When Secretary Paulson became concerned with banks that were “too big to fail,” Cooper was worried that smaller banks that were also adversely affected by the national banking crisis might be ignored. He sought the assistance of Waters, a member of the House Financial Services Committee, to arrange a meeting with Paulson.
As a result of the meeting, it was established that smaller banks could be part of the Troubled Asset Relief Program (TARP) if they could meet the program’s qualifications. Fourteen of the NBA’s 50 member banks were able to receive $326,597,000 of TARP funds. It should also be noted that several of the NBA banks are based in Waters’ district.
When the matter first arose this spring, overeager journalists believed that they had uncovered a major ethics violation. Cooper is also senior counsel of OneUnited Bank, where Waters’ husband, Sidney Williams, had once served as a director. Also, Waters and her husband own stock in the bank.
According to Waters, she informed the Treasury Department of her financial interest in OneUnited Bank. Should she then be disqualified from arranging for all minority banks to become eligible for TARP funds? Or should every other minority bank be considered except for OneUnited because her family owns stock in it?
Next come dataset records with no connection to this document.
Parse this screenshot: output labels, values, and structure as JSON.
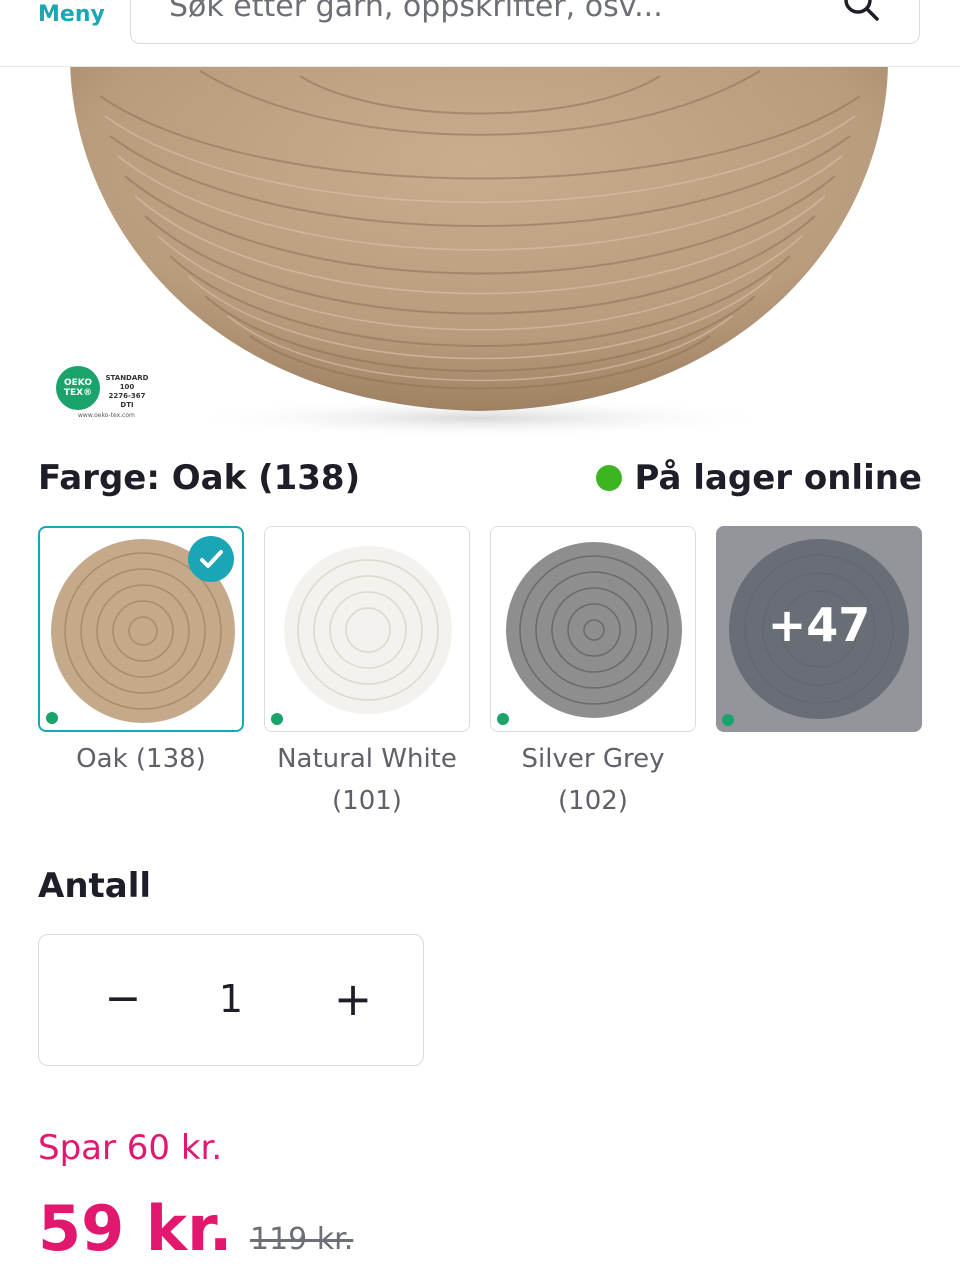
{
  "header": {
    "menu_label": "Meny",
    "search_placeholder": "Søk etter garn, oppskrifter, osv..."
  },
  "hero": {
    "certification": {
      "badge_text": "OEKO TEX®",
      "standard_text": "STANDARD 100",
      "code": "2276-367 DTI",
      "url": "www.oeko-tex.com"
    }
  },
  "color": {
    "heading": "Farge: Oak (138)",
    "stock_status": "På lager online",
    "stock_color": "#3cb521",
    "swatches": [
      {
        "label": "Oak (138)",
        "color": "#c6ab8e",
        "selected": true
      },
      {
        "label": "Natural White (101)",
        "color": "#f3f1ec",
        "selected": false
      },
      {
        "label": "Silver Grey (102)",
        "color": "#8c8c8c",
        "selected": false
      }
    ],
    "more_count": "+47",
    "accent": "#1aa6b4"
  },
  "quantity": {
    "heading": "Antall",
    "value": "1",
    "minus": "−",
    "plus": "+"
  },
  "price": {
    "savings": "Spar 60 kr.",
    "current": "59 kr.",
    "original": "119 kr.",
    "color": "#e2186f"
  }
}
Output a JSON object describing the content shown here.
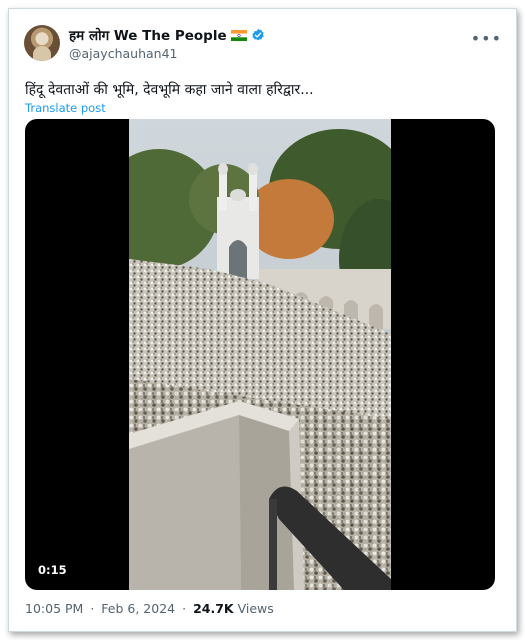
{
  "author": {
    "display_name": "हम लोग We The People",
    "handle": "@ajaychauhan41",
    "flag_icon": "india-flag-icon",
    "verified_color": "#1d9bf0"
  },
  "tweet": {
    "text": "हिंदू देवताओं की भूमि, देवभूमि कहा जाने वाला हरिद्वार...",
    "translate_label": "Translate post"
  },
  "media": {
    "video_duration": "0:15"
  },
  "meta": {
    "time": "10:05 PM",
    "separator": "·",
    "date": "Feb 6, 2024",
    "views_count": "24.7K",
    "views_label": "Views"
  },
  "colors": {
    "link": "#1d9bf0",
    "muted": "#536471",
    "text": "#0f1419"
  }
}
The fact is that every one of the 14 banks that received funds had to meet qualifications established by Congress and their regulatory agencies. No standards were modified or overlooked because of political connections. Since the receipt of TARP funds was based on objective criteria, there should be no reasonable assertion of an ethics violation, whether or not Waters made a full disclosure of her connection to OneUnited Bank.
Developing minority businesses and providing bank credit is an important objective in the black community. Those who step forward to help in this worthy cause should not have their character impugned. And the press should not seize an opportunity to cast a negative light on OneUnited Bank when there is no reason to believe that the bank was involved in inappropriate practices. In fact, it is conjecture at this time that the Waters inquiry even involves OneUnited Bank.
Since Waters is a Los Angeles resident and elected official, it is appropriate for the Los Angeles Times to report that she was under the scrutiny of the Ethics Committee. However, speculation about the involvement of OneUnited Bank does not give the story legs to travel east. If the Boston Globe wants to speculate, since they covered the story last spring, they know that the bank is innocent of impropriety. The Globe should speculate on that.
EDITOR’S NOTE: Bay State Banner Publisher and Editor Melvin B. Miller is a director of OneUnited Bank.